Le dehors n'invite à rien, tout au plus se dresse-t-il entre, dessinant
l'entre-deux d'une séparation irréductible à laquelle
Antoine Emaz ne se résout pas. Ainsi, si l'on est moins dans que
contre, il nous reste à trouver, là, dans ce qui s'oppose
à nous, le seul appui qui vaille.

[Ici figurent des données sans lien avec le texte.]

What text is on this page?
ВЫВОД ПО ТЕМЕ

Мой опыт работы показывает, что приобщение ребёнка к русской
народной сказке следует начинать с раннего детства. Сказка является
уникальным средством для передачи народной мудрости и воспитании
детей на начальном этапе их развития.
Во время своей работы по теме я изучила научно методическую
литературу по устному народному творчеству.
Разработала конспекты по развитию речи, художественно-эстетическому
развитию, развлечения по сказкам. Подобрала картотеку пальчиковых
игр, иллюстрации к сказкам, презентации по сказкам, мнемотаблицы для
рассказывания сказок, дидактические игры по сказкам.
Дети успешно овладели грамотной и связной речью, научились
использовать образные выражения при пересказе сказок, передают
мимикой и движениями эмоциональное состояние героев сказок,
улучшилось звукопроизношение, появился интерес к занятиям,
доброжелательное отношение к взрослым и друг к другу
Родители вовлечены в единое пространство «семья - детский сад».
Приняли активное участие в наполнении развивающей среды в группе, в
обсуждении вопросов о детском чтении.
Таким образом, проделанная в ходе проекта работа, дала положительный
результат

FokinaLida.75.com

ENTRE dit cet "espace du
heurt" avec le dehors où "le regard fouille / sans fin",
"avec peu d'illusion" en un face à face qui est un corps
à corps où les mots avec une obstination, "même
sue vaine", persistent non seulement à dénoncer cet
état de fait qui voue le dehors à une dérive perpétuelle,
mais aussi à "tâcher d'arrêter" celle-ci
et à croire que, fati-gués, exténués, amaigris
dans l'hiver d'une écriture qui se refuse au chant, "ils finiront
par faire comme un sol à l'envers ou à force, un ciel sans
rage".
"Entre", dirais-je, à mon tour, au lecteur, "entre"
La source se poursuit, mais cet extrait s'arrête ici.